I do think you’re being far too charitable in dismissing what he did as simply covering for an affair, and as far as Newt’s contributor is concerned, apples and oranges, esp after Citizens United.
albert Fri 1 Jun 4:09 AM
wow
just stopped by the “media” post at TL. People really don’t seem to get how offensive JRE is.
Misuse of govt resources or not, praising him for a “shout-out” to Quinn? How sad. I really wish he’d close that self-aggrandizing pie hole on the subject of poverty, because if there’s one public figure who can desensitize people even more, it’s him.
albert Fri 1 Jun 4:30 AM
Edwards
I was a supporter, also. I remember standing in my corner, trying to wave people over “C’mon…take back your country” ‘Memba that tag line? What a joke. Humiliating. Just another example of how often things are not what they appear to be.

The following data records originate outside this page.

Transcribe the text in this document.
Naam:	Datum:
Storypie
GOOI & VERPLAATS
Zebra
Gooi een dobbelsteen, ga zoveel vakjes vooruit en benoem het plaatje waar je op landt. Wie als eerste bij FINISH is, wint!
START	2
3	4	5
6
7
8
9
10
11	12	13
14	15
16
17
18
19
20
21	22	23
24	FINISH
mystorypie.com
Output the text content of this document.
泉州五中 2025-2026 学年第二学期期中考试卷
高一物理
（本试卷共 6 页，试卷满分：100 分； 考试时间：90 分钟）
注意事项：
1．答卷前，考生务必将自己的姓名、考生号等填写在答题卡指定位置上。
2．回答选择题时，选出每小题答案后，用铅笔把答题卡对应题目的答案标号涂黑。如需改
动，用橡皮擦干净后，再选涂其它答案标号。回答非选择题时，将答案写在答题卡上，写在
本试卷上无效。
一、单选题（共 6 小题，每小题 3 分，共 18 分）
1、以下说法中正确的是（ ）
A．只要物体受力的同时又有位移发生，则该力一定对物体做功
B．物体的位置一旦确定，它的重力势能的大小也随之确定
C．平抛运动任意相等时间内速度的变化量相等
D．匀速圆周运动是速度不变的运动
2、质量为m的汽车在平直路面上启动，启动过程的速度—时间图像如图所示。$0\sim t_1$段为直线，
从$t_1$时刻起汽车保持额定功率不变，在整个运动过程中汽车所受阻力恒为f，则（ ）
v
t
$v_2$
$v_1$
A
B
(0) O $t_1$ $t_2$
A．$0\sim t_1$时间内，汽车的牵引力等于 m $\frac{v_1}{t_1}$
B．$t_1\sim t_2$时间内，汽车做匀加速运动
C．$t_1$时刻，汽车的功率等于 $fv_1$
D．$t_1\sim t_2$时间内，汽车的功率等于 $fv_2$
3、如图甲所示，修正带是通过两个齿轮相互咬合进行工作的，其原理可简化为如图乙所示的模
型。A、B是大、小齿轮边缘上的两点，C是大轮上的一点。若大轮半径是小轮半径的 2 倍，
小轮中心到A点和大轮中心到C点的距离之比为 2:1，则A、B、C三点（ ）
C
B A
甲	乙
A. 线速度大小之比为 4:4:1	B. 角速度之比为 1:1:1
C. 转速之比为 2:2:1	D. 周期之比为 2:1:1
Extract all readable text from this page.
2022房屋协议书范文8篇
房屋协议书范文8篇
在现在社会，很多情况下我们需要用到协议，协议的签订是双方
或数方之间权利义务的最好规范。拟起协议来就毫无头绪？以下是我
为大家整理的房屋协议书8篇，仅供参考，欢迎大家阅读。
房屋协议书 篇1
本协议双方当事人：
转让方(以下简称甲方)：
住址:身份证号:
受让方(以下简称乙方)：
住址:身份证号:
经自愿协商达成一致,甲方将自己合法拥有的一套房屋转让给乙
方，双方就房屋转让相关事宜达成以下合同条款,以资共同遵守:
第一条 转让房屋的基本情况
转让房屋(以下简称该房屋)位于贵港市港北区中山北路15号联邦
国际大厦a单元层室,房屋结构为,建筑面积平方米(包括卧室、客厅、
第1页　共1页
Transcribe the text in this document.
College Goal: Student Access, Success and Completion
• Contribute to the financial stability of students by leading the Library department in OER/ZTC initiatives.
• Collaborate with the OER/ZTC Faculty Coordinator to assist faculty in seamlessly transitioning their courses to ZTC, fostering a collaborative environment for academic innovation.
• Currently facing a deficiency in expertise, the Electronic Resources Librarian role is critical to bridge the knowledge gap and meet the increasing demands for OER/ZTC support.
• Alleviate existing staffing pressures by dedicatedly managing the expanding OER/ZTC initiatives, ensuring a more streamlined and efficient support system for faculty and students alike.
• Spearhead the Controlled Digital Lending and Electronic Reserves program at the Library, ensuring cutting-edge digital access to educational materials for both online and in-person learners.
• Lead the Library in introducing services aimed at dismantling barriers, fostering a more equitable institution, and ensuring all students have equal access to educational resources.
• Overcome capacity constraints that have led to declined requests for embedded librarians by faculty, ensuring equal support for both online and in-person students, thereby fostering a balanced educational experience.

He should’ve kept his remarks yesterday much shorter. He should’ve thanked the jury, thanked his attorney (which he did not do), apologized again, and gotten the hell out….we don’t need to hear about Quinn…
rockm Fri 1 Jun 8:13 AM
agree w/ everything
his real crime was taking good people for a ride and humiliating them in the process.
albert Fri 1 Jun 9:24 AM
he needs to focus
on being a dad for the next 15 years. His kids have already taken way too many for the team.
He should not attempt to have any role in public life again. Using One America Committee money to pay Reille Hunter to travel with him as a “videographer” disqualifies him from future public advocacy against poverty.
He didn’t thank his attorney? I missed that.